Russians’ real wages, or salaries adjusted for inflation, plunged since January last year. Working hours have also been cut and, in some cases, wages were withheld from employees.
Salary issues prompted hundreds of Russians to demonstrate against their workplaces or new expenses—such as taxes and revamped policies on pensions—as people are pinching pennies.

  Food Prices
Government statistics show food prices rose at least 20% in 2015, due to inflation and sanctions western nations imposed in response to Russia’s annexation of Crimea and the crisis in Ukraine. The Kremlin has fought back.
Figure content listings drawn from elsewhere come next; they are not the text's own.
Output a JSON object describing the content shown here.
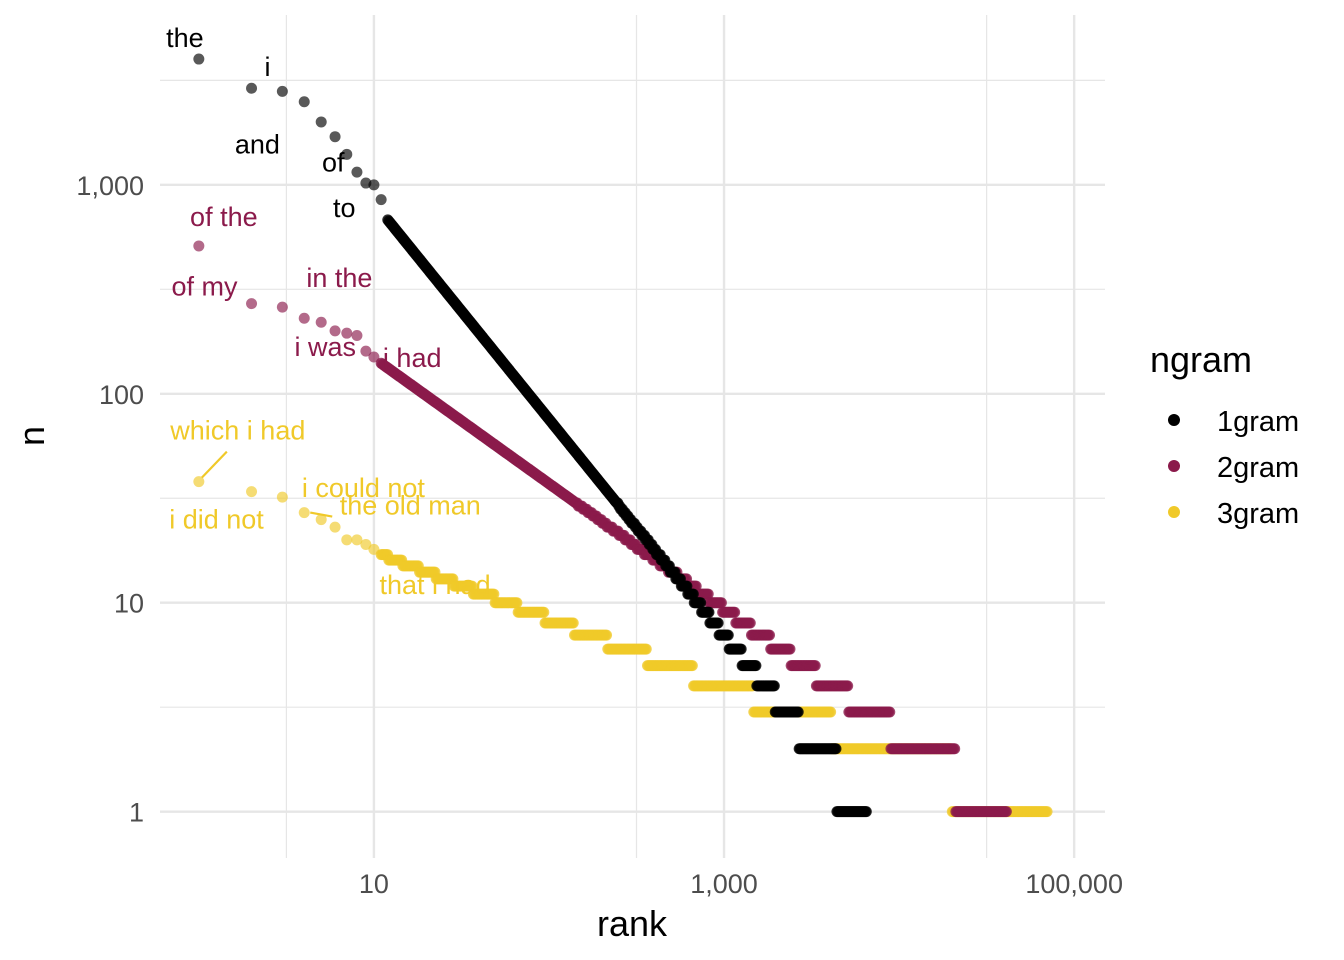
{
  "chart_data": {
    "type": "scatter",
    "title": "",
    "xlabel": "rank",
    "ylabel": "n",
    "x_scale": "log10",
    "y_scale": "log10",
    "xlim": [
      0.6,
      150000
    ],
    "ylim": [
      0.6,
      6500
    ],
    "x_ticks": [
      {
        "value": 10,
        "label": "10"
      },
      {
        "value": 1000,
        "label": "1,000"
      },
      {
        "value": 100000,
        "label": "100,000"
      }
    ],
    "y_ticks": [
      {
        "value": 1,
        "label": "1"
      },
      {
        "value": 10,
        "label": "10"
      },
      {
        "value": 100,
        "label": "100"
      },
      {
        "value": 1000,
        "label": "1,000"
      }
    ],
    "grid": true,
    "legend": {
      "title": "ngram",
      "position": "right"
    },
    "colors": {
      "1gram": "#000000",
      "2gram": "#8b1a4b",
      "3gram": "#f0c929",
      "grid": "#e6e6e6"
    },
    "series": [
      {
        "name": "1gram",
        "head_points": [
          [
            1,
            4000
          ],
          [
            2,
            2900
          ],
          [
            3,
            2800
          ],
          [
            4,
            2500
          ],
          [
            5,
            2000
          ],
          [
            6,
            1700
          ],
          [
            7,
            1400
          ],
          [
            8,
            1150
          ],
          [
            9,
            1020
          ],
          [
            10,
            1000
          ],
          [
            11,
            850
          ]
        ],
        "tail_rank_range": [
          12,
          6500
        ],
        "tail_n_range": [
          680,
          1
        ],
        "labels": [
          {
            "text": "the",
            "rank": 1,
            "n": 4000
          },
          {
            "text": "i",
            "rank": 2,
            "n": 2900
          },
          {
            "text": "and",
            "rank": 3,
            "n": 2800
          },
          {
            "text": "of",
            "rank": 4,
            "n": 2500
          },
          {
            "text": "to",
            "rank": 5,
            "n": 2000
          }
        ]
      },
      {
        "name": "2gram",
        "head_points": [
          [
            1,
            510
          ],
          [
            2,
            270
          ],
          [
            3,
            260
          ],
          [
            4,
            230
          ],
          [
            5,
            220
          ],
          [
            6,
            200
          ],
          [
            7,
            195
          ],
          [
            8,
            190
          ],
          [
            9,
            160
          ],
          [
            10,
            150
          ]
        ],
        "tail_rank_range": [
          11,
          41000
        ],
        "tail_n_range": [
          140,
          1
        ],
        "labels": [
          {
            "text": "of the",
            "rank": 1,
            "n": 510
          },
          {
            "text": "of my",
            "rank": 2,
            "n": 270
          },
          {
            "text": "in the",
            "rank": 3,
            "n": 260
          },
          {
            "text": "i was",
            "rank": 4,
            "n": 230
          },
          {
            "text": "i had",
            "rank": 5,
            "n": 220
          }
        ]
      },
      {
        "name": "3gram",
        "head_points": [
          [
            1,
            38
          ],
          [
            2,
            34
          ],
          [
            3,
            32
          ],
          [
            4,
            27
          ],
          [
            5,
            25
          ],
          [
            6,
            23
          ],
          [
            7,
            20
          ],
          [
            8,
            20
          ],
          [
            9,
            19
          ],
          [
            10,
            18
          ]
        ],
        "tail_rank_range": [
          11,
          70000
        ],
        "tail_n_range": [
          17,
          1
        ],
        "labels": [
          {
            "text": "which i had",
            "rank": 1,
            "n": 38
          },
          {
            "text": "i did not",
            "rank": 2,
            "n": 34
          },
          {
            "text": "i could not",
            "rank": 3,
            "n": 32
          },
          {
            "text": "the old man",
            "rank": 4,
            "n": 27
          },
          {
            "text": "that i had",
            "rank": 6,
            "n": 23
          }
        ]
      }
    ]
  }
}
In August, authorities bulldozed tons of western food that violated Russia’s ban on high-end western imports in response to sanctions against the country.
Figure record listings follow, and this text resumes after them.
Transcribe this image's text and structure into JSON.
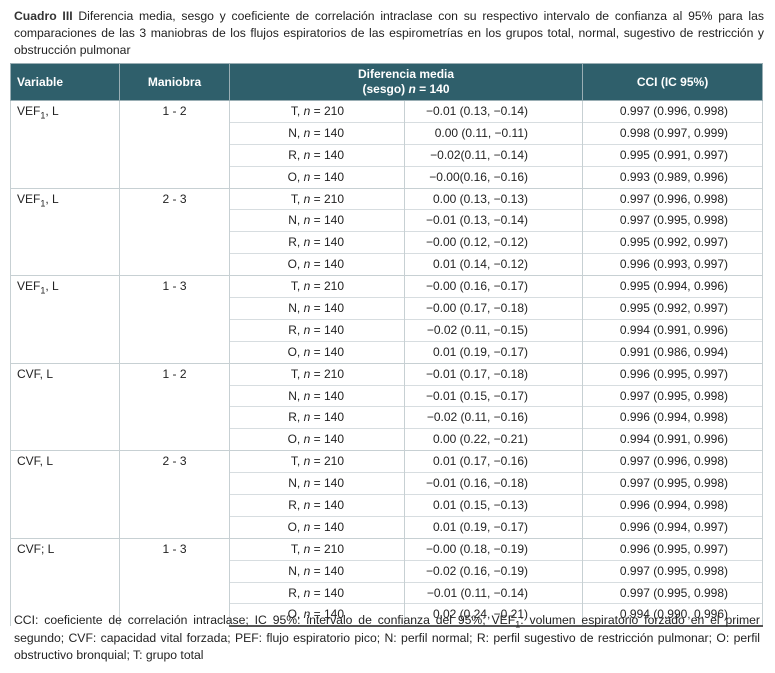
{
  "caption": {
    "label": "Cuadro III",
    "text": "Diferencia media, sesgo y coeficiente de correlación intraclase con su respectivo intervalo de confianza al 95% para las comparaciones de las 3 maniobras de los flujos espiratorios de las espirometrías en los grupos total, normal, sugestivo de restricción y obstrucción pulmonar"
  },
  "headers": {
    "variable": "Variable",
    "maniobra": "Maniobra",
    "diff_line1": "Diferencia media",
    "diff_line2_prefix": "(sesgo) ",
    "diff_line2_n": "n",
    "diff_line2_suffix": " = 140",
    "cci": "CCI (IC 95%)"
  },
  "blocks": [
    {
      "var_main": "VEF",
      "var_sub": "1",
      "var_suffix": ", L",
      "maniobra": "1 - 2",
      "rows": [
        {
          "g": "T",
          "n": "210",
          "diff": "−0.01 (0.13, −0.14)",
          "cci": "0.997 (0.996, 0.998)"
        },
        {
          "g": "N",
          "n": "140",
          "diff": "0.00 (0.11, −0.11)",
          "cci": "0.998 (0.997, 0.999)"
        },
        {
          "g": "R",
          "n": "140",
          "diff": "−0.02(0.11, −0.14)",
          "cci": "0.995 (0.991, 0.997)"
        },
        {
          "g": "O",
          "n": "140",
          "diff": "−0.00(0.16, −0.16)",
          "cci": "0.993 (0.989, 0.996)"
        }
      ]
    },
    {
      "var_main": "VEF",
      "var_sub": "1",
      "var_suffix": ", L",
      "maniobra": "2 - 3",
      "rows": [
        {
          "g": "T",
          "n": "210",
          "diff": "0.00 (0.13, −0.13)",
          "cci": "0.997 (0.996, 0.998)"
        },
        {
          "g": "N",
          "n": "140",
          "diff": "−0.01 (0.13, −0.14)",
          "cci": "0.997 (0.995, 0.998)"
        },
        {
          "g": "R",
          "n": "140",
          "diff": "−0.00 (0.12, −0.12)",
          "cci": "0.995 (0.992, 0.997)"
        },
        {
          "g": "O",
          "n": "140",
          "diff": "0.01 (0.14, −0.12)",
          "cci": "0.996 (0.993, 0.997)"
        }
      ]
    },
    {
      "var_main": "VEF",
      "var_sub": "1",
      "var_suffix": ", L",
      "maniobra": "1 - 3",
      "rows": [
        {
          "g": "T",
          "n": "210",
          "diff": "−0.00 (0.16, −0.17)",
          "cci": "0.995 (0.994, 0.996)"
        },
        {
          "g": "N",
          "n": "140",
          "diff": "−0.00 (0.17, −0.18)",
          "cci": "0.995 (0.992, 0.997)"
        },
        {
          "g": "R",
          "n": "140",
          "diff": "−0.02 (0.11, −0.15)",
          "cci": "0.994 (0.991, 0.996)"
        },
        {
          "g": "O",
          "n": "140",
          "diff": "0.01 (0.19, −0.17)",
          "cci": "0.991 (0.986, 0.994)"
        }
      ]
    },
    {
      "var_main": "CVF, L",
      "var_sub": "",
      "var_suffix": "",
      "maniobra": "1 - 2",
      "rows": [
        {
          "g": "T",
          "n": "210",
          "diff": "−0.01 (0.17, −0.18)",
          "cci": "0.996 (0.995, 0.997)"
        },
        {
          "g": "N",
          "n": "140",
          "diff": "−0.01 (0.15, −0.17)",
          "cci": "0.997 (0.995, 0.998)"
        },
        {
          "g": "R",
          "n": "140",
          "diff": "−0.02 (0.11, −0.16)",
          "cci": "0.996 (0.994, 0.998)"
        },
        {
          "g": "O",
          "n": "140",
          "diff": "0.00 (0.22, −0.21)",
          "cci": "0.994 (0.991, 0.996)"
        }
      ]
    },
    {
      "var_main": "CVF, L",
      "var_sub": "",
      "var_suffix": "",
      "maniobra": "2 - 3",
      "rows": [
        {
          "g": "T",
          "n": "210",
          "diff": "0.01 (0.17, −0.16)",
          "cci": "0.997 (0.996, 0.998)"
        },
        {
          "g": "N",
          "n": "140",
          "diff": "−0.01 (0.16, −0.18)",
          "cci": "0.997 (0.995, 0.998)"
        },
        {
          "g": "R",
          "n": "140",
          "diff": "0.01 (0.15, −0.13)",
          "cci": "0.996 (0.994, 0.998)"
        },
        {
          "g": "O",
          "n": "140",
          "diff": "0.01 (0.19, −0.17)",
          "cci": "0.996 (0.994, 0.997)"
        }
      ]
    },
    {
      "var_main": "CVF; L",
      "var_sub": "",
      "var_suffix": "",
      "maniobra": "1 - 3",
      "rows": [
        {
          "g": "T",
          "n": "210",
          "diff": "−0.00 (0.18, −0.19)",
          "cci": "0.996 (0.995, 0.997)"
        },
        {
          "g": "N",
          "n": "140",
          "diff": "−0.02 (0.16, −0.19)",
          "cci": "0.997 (0.995, 0.998)"
        },
        {
          "g": "R",
          "n": "140",
          "diff": "−0.01 (0.11, −0.14)",
          "cci": "0.997 (0.995, 0.998)"
        },
        {
          "g": "O",
          "n": "140",
          "diff": "0.02 (0.24, −0.21)",
          "cci": "0.994 (0.990, 0.996)"
        }
      ]
    }
  ],
  "footnote": {
    "part1": "CCI: coeficiente de correlación intraclase; IC 95%: intervalo de confianza del 95%; VEF",
    "sub": "1",
    "part2": ": volumen espiratorio forzado en el primer segundo; CVF: capacidad vital forzada; PEF: flujo espiratorio pico; N: perfil normal; R: perfil sugestivo de restricción pulmonar; O: perfil obstructivo bronquial; T: grupo total"
  }
}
One English teacher in Russia, Marina Nepomnyaschchy, told the BBC that her family has cut down on the amount of groceries they buy, and turned to cheaper products. “I feel inside that something is wrong,” she said about the crisis.
Russians have been pushed to eat lower-quality food. An investigation by a Russian agricultural watchdog in October found that 80% of cheese in the country is illegally injected with vegetable fat to bulk it up, NBC News reported then.

 Income Inequality
Sales for new cars in Russia plunged 40% this year. But not everyone seems to be suffering. Rolls-Royce sales increased 5% from January 2015-2016—an indication of income inequality in the country.
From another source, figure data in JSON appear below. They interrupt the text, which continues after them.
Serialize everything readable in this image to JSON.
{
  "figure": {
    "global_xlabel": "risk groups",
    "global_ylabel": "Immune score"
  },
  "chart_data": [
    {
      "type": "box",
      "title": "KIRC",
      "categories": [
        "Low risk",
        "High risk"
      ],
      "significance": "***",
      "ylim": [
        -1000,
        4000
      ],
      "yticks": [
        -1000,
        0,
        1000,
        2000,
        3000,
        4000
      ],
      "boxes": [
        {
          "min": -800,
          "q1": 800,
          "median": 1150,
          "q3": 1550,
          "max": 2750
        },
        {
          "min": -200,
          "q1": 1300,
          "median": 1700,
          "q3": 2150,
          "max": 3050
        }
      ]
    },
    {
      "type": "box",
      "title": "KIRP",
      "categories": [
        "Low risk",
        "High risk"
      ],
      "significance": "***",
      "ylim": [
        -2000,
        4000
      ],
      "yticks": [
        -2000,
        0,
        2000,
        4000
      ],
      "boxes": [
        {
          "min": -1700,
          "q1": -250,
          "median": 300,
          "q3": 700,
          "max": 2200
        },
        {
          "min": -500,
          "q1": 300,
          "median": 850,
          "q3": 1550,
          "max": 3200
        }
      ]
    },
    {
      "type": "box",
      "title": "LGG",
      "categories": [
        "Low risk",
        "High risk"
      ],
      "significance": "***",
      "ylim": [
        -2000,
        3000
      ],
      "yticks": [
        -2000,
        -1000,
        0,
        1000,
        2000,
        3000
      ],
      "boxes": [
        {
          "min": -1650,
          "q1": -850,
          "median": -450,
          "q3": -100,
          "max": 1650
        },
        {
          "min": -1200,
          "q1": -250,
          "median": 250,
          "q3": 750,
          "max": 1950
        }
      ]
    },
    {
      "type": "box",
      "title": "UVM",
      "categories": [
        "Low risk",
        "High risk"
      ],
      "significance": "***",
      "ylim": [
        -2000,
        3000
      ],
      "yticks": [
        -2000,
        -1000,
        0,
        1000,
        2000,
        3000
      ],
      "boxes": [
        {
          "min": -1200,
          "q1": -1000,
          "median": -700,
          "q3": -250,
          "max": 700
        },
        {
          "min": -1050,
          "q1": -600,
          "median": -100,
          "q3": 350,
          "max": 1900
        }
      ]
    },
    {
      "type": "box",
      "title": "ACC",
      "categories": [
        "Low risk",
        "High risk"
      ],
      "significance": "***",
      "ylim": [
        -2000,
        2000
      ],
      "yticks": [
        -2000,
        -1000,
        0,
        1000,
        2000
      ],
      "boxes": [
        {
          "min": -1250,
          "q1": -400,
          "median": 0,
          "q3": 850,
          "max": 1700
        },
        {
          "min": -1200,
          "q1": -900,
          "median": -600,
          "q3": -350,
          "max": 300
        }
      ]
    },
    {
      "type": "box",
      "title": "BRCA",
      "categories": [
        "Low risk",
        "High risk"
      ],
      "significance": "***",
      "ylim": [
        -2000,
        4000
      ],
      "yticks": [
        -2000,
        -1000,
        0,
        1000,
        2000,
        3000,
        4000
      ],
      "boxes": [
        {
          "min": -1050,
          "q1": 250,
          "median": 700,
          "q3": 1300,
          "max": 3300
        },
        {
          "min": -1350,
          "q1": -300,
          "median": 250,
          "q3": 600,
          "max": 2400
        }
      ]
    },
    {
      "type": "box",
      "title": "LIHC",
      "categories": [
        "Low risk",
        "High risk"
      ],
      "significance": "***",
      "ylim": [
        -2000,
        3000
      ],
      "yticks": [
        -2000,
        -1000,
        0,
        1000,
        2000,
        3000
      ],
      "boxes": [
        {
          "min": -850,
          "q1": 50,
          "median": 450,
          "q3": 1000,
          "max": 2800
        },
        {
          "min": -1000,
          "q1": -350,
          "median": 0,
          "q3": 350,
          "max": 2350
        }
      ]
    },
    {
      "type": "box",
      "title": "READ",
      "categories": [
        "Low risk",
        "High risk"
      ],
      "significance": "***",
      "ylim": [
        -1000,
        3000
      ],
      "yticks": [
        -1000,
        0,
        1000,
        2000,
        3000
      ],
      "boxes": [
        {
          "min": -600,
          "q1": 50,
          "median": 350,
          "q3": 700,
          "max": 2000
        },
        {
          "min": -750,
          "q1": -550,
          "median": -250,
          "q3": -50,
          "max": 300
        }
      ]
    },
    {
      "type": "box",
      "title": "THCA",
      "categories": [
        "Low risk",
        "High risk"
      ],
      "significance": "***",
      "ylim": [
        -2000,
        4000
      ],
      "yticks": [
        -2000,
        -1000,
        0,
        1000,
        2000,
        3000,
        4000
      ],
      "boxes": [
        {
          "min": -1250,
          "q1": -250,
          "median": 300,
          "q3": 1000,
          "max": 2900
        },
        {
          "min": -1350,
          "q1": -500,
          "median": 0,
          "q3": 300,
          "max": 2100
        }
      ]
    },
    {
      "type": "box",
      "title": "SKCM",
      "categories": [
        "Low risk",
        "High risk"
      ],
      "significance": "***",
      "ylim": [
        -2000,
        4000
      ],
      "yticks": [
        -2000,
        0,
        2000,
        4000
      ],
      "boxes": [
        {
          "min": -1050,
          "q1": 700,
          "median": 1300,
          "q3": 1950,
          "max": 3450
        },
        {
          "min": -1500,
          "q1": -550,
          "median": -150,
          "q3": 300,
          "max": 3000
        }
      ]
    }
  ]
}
For many, economic challenges have also impacted ability to travel. A whopping seven million fewer Russians could afford travel outside the country between January and September last year, compared to the same period in 2014, according to the State Statistics Service. With many Russians struggling to afford just food and clothing, travel might be the last thing on their minds.

  Borrowing Cuts
Borrowings of Russian banks from the Bank of Russia will decline and stabilize in 2016 at the level of 4-5% of total banking sector commitments, Russia’s Analytical Credit Rating Agency said on Friday in its research, Tass reported.
The average annual level of Central Bank’s funds in total commitments of banks amounting to 10% is a threshold value from standpoint of the negative impact on financial stability of the banking system, ACRA said. The above share in banks’ commitments equaled 10.4% in 2014 and 10.2% in 2015.
High price of resources and limited need for extra funding against the background of stagnating credit activity are main reasons of the declining amount of borrowings, ACRA reported.

  New Bonds
Russia is going to press ahead with plans to issue its first sovereign bond since the US and Europe imposed sanctions on Moscow, despite a warning from Washington that banks should not participate in the offering, Yahoo reported.
The Kremlin’s budget has come under severe pressure following the steep falls in global oil prices and the impact of the sanctions.
Russia invited European, Chinese and US banks to bid for the bond issue and asked them to make a request for proposal.
Deputy Finance Minister Sergei Storchak told reporters on Thursday that enough of the 25 foreign banks sent an inquiry earlier this month had replied for Russia to proceed with the issuance.